For mbuf *clusters* you could implement a driver-private mbuf cluster
pool, backed by normal DMA mechanisms.  You _could_ then attempt some
machine-dependent violations of the machine-independent API, based on
your own knowledge of your CPU and private memory pool; but such a
driver wouldn't work on other ports of NetBSD to other CPU architectures
(e.g., those which have IOMMUs and therefore rely on drivers following the documented
bus_dma(9) API for correct operation.


If possible, a better approach might be to extend the bus_dma(9)

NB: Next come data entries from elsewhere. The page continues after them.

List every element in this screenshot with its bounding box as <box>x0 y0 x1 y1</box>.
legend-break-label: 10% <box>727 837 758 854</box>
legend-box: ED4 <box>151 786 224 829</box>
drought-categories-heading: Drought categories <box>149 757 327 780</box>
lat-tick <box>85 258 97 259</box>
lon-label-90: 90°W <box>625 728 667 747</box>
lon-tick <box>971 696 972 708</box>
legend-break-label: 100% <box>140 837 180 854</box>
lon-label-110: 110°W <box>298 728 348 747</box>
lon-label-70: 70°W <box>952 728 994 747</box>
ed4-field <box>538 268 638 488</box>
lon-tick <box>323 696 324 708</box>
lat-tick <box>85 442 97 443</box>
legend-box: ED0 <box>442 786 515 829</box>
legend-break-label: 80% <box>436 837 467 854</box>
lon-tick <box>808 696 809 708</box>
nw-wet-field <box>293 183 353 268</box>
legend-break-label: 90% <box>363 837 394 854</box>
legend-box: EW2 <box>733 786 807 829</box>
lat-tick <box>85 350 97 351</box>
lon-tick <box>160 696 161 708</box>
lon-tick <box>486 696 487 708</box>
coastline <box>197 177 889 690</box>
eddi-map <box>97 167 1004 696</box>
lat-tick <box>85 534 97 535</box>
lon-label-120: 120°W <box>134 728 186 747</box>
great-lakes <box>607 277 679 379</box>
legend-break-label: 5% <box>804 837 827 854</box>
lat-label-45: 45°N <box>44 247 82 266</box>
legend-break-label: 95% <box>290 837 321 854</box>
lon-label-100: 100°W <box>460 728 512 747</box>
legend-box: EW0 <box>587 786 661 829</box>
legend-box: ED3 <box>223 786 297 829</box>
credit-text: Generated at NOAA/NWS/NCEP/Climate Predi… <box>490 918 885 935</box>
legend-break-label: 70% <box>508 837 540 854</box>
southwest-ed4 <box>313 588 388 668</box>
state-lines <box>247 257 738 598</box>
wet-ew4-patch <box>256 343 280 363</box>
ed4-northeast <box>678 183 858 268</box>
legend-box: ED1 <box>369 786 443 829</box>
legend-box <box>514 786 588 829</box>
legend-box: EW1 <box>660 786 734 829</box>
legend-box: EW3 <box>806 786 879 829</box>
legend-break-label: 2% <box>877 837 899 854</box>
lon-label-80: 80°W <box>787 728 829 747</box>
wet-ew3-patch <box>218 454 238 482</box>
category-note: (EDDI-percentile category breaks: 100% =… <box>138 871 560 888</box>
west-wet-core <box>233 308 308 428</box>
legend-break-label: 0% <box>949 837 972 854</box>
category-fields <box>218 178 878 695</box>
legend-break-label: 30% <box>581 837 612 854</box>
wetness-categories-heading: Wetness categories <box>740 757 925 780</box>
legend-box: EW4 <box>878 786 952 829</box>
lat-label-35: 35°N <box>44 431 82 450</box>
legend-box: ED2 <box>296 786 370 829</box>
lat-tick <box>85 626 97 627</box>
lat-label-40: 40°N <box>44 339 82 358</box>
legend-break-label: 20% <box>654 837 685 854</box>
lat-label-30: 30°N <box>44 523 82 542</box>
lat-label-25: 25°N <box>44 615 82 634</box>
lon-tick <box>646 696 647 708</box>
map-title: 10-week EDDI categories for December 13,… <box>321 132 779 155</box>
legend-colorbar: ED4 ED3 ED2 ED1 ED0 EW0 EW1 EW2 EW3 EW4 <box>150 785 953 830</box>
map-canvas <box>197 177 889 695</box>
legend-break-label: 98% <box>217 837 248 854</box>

implementation and mbuf-cluster information, to attempt to cache and
reuse more information, to avoid (for example) repeated
KVA-to-physical mappings if you reuse the same physical
addresses. That's likely to be a big undertaking, and I'd suggest some
close discussion with Jason Thorpe before going down that route.

But my guess is, you really need to find, and discuss options with,
someone who understands both the bus_dma(9) backend for your CPU
(ARM?)  and your non-PCI "giga" device.